Chickweed (Stellaria Media) is a great addition to salads and sandwiches.  While some books say you can cook it, I find that cooking makes it mushy and unappealing.  It has a mild taste, which makes it a great replacement for lettuce.  It can also be made into a tea using either fresh or dried leaves.

Other names for Chickweed include Adder’s mouth, starwort, stitchwort, tongue grass and winter weed,

It is rich in iron, contains calcium, cobalt, molybdenum, magnesium, manganese, silicon, zinc, vitamin c and has a protein content of 15-20%.

Chickweed has many healing applications including applying the fresh leaves, or an ointment,  to bruises, irritations and skin disorders such as eczema or psoriasis.  It has also been found to relieve painful joints, tendons and ligaments.  It is soothing to the digestive system, easing inflammation and ulceration.

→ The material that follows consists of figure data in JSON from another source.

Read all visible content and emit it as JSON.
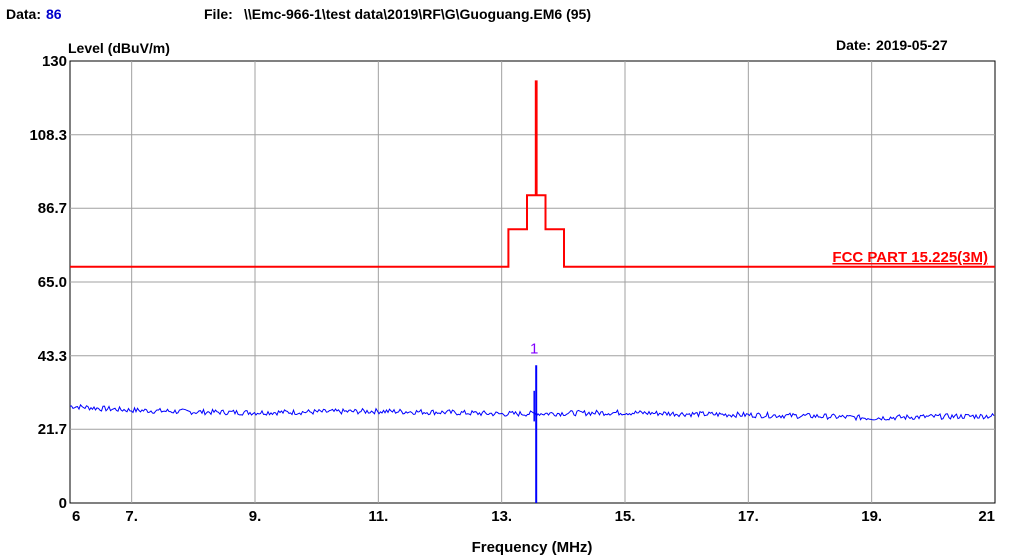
{
  "header": {
    "data_label": "Data:",
    "data_value": "86",
    "file_label": "File:",
    "file_path": "\\\\Emc-966-1\\test data\\2019\\RF\\G\\Guoguang.EM6  (95)",
    "date_label": "Date:",
    "date_value": "2019-05-27"
  },
  "colors": {
    "measurement": "#0000ff",
    "limit": "#ff0000",
    "marker": "#8000ff",
    "data_value": "#0000cc",
    "grid": "#a0a0a0"
  },
  "chart_data": {
    "type": "line",
    "xlabel": "Frequency (MHz)",
    "ylabel": "Level (dBuV/m)",
    "xlim": [
      6,
      21
    ],
    "ylim": [
      0,
      130
    ],
    "x_ticks": [
      6,
      7,
      9,
      11,
      13,
      15,
      17,
      19,
      21
    ],
    "x_tick_labels": [
      "6",
      "7.",
      "9.",
      "11.",
      "13.",
      "15.",
      "17.",
      "19.",
      "21"
    ],
    "y_ticks": [
      0,
      21.7,
      43.3,
      65.0,
      86.7,
      108.3,
      130
    ],
    "y_tick_labels": [
      "0",
      "21.7",
      "43.3",
      "65.0",
      "86.7",
      "108.3",
      "130"
    ],
    "grid": true,
    "series": [
      {
        "name": "FCC PART 15.225(3M)",
        "style": "limit",
        "x": [
          6,
          13.11,
          13.11,
          13.41,
          13.41,
          13.553,
          13.553,
          13.567,
          13.567,
          13.71,
          13.71,
          14.01,
          14.01,
          21
        ],
        "y": [
          69.5,
          69.5,
          80.5,
          80.5,
          90.5,
          90.5,
          124,
          124,
          90.5,
          90.5,
          80.5,
          80.5,
          69.5,
          69.5
        ]
      },
      {
        "style": "measurement",
        "x": [
          6,
          6.5,
          7,
          8,
          9,
          10,
          11,
          12,
          13,
          13.5,
          13.56,
          14,
          15,
          16,
          17,
          18,
          19,
          20,
          21
        ],
        "y": [
          28.5,
          27.8,
          27.3,
          26.8,
          26.6,
          26.8,
          27.0,
          26.7,
          26.2,
          26.3,
          26.3,
          26.4,
          26.6,
          26.2,
          25.9,
          25.6,
          25.0,
          25.4,
          25.6
        ],
        "peak": {
          "x": 13.56,
          "y": 40.5
        }
      }
    ],
    "markers": [
      {
        "label": "1",
        "x": 13.56,
        "y": 40.5
      }
    ],
    "annotations": [
      {
        "text": "FCC PART 15.225(3M)",
        "color": "#ff0000"
      }
    ]
  }
}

Culpeper states that “the herb bruised or the juice applied with cloths or sponges dipped therein to the region of the liver, and as they dry to have it fresh applied, doth wonderfully temperate the heat of the liver, and is effectual for all imposthumes, and swellings whatsoever, for all redness in the face, wheals, pushes, itch, scabs: the juice either simply used or boiled with hog’s grease applied, helpeth cramps, convulsions, and palsy.”

I’m not quite sure what an “imposthume” is and I think I’ll give the hog’s grease a miss, but I’m currently enjoying  eating this almost daily in a salad.